The `couchbackup` and `couchrestore` processes are able to tolerate many errors even over an unreliable network.
Failed requests retry at least twice after a back-off delay.
However, certain errors can't tolerate failures:
- invalid configuration
- failed validation checks (for example: auth, database existence, `_bulk_get` endpoint avaialbility)

### API

When using the library programmatically in the case of a fatal error
the callback function gets called with `null, error` arguments.

### CLI Exit Codes

On fatal errors, `couchbackup` and `couchrestore` exit with non-zero exit codes. This section
details them.

### common to both `couchbackup` and `couchrestore`

* `1`: unknown CLI option or generic error.
* `2`: invalid CLI option.
* `10`: backup source or restore target database does not exist.
* `11`: unauthorized credentials for the database.
* `12`: invalid permissions for the database.
* `40`: database returned a fatal HTTP error.

### `couchbackup`

* `20`: `--resume` without a log file.
* `21`: the resume log file does not exist.
* `22`: incomplete changes in log file.
* `23`: the log file already exists, but `--resume` was not used.
* `30`: error spooling changes from the database.
* `50`: source database does not support `/_bulk_get` endpoint.

### `couchrestore`

* `13`: restore target database is not new and empty.

## Note on attachments

TLDR; If you backup a database that has attachments `couchbackup` cannot restore it.

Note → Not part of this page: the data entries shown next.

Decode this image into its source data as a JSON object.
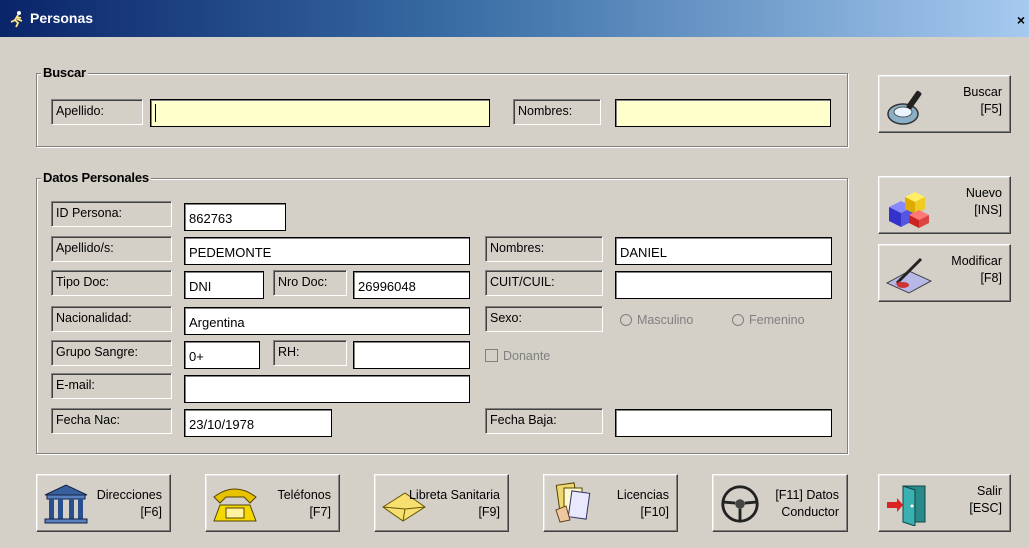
{
  "window": {
    "title": "Personas",
    "close_glyph": "×",
    "icon": "runner-icon"
  },
  "search_group": {
    "legend": "Buscar",
    "apellido_label": "Apellido:",
    "apellido_value": "",
    "nombres_label": "Nombres:",
    "nombres_value": ""
  },
  "personal_group": {
    "legend": "Datos Personales",
    "id_label": "ID Persona:",
    "id_value": "862763",
    "apellidos_label": "Apellido/s:",
    "apellidos_value": "PEDEMONTE",
    "nombres_label": "Nombres:",
    "nombres_value": "DANIEL",
    "tipo_doc_label": "Tipo Doc:",
    "tipo_doc_value": "DNI",
    "nro_doc_label": "Nro Doc:",
    "nro_doc_value": "26996048",
    "cuit_label": "CUIT/CUIL:",
    "cuit_value": "",
    "nacionalidad_label": "Nacionalidad:",
    "nacionalidad_value": "Argentina",
    "sexo_label": "Sexo:",
    "sexo_options": [
      "Masculino",
      "Femenino"
    ],
    "grupo_label": "Grupo Sangre:",
    "grupo_value": "0+",
    "rh_label": "RH:",
    "rh_value": "",
    "donante_label": "Donante",
    "email_label": "E-mail:",
    "email_value": "",
    "fecha_nac_label": "Fecha Nac:",
    "fecha_nac_value": "23/10/1978",
    "fecha_baja_label": "Fecha Baja:",
    "fecha_baja_value": ""
  },
  "side_buttons": {
    "buscar": {
      "line1": "Buscar",
      "line2": "[F5]",
      "icon": "magnifier-icon"
    },
    "nuevo": {
      "line1": "Nuevo",
      "line2": "[INS]",
      "icon": "blocks-icon"
    },
    "modificar": {
      "line1": "Modificar",
      "line2": "[F8]",
      "icon": "edit-pen-icon"
    },
    "salir": {
      "line1": "Salir",
      "line2": "[ESC]",
      "icon": "exit-door-icon"
    }
  },
  "bottom_buttons": {
    "direcciones": {
      "line1": "Direcciones",
      "line2": "[F6]",
      "icon": "building-icon"
    },
    "telefonos": {
      "line1": "Teléfonos",
      "line2": "[F7]",
      "icon": "phone-icon"
    },
    "libreta": {
      "line1": "Libreta Sanitaria",
      "line2": "[F9]",
      "icon": "envelope-icon"
    },
    "licencias": {
      "line1": "Licencias",
      "line2": "[F10]",
      "icon": "documents-icon"
    },
    "conductor": {
      "line1": "[F11] Datos",
      "line2": "Conductor",
      "icon": "steering-wheel-icon"
    }
  }
}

As documented above `couchbackup` does not support backing up or restoring databases containing documents with attachments.
Backing up a database that includes documents with attachments appears to complete successfully. However, the attachment
content is not downloaded and the backup file contains attachment metadata. So attempts to
restore the backup result in errors because the attachment metadata references attachments that are not present
in the restored database.

The recommendation is to store attachments directly in an object store with a link in the JSON document instead of using the
native attachment API.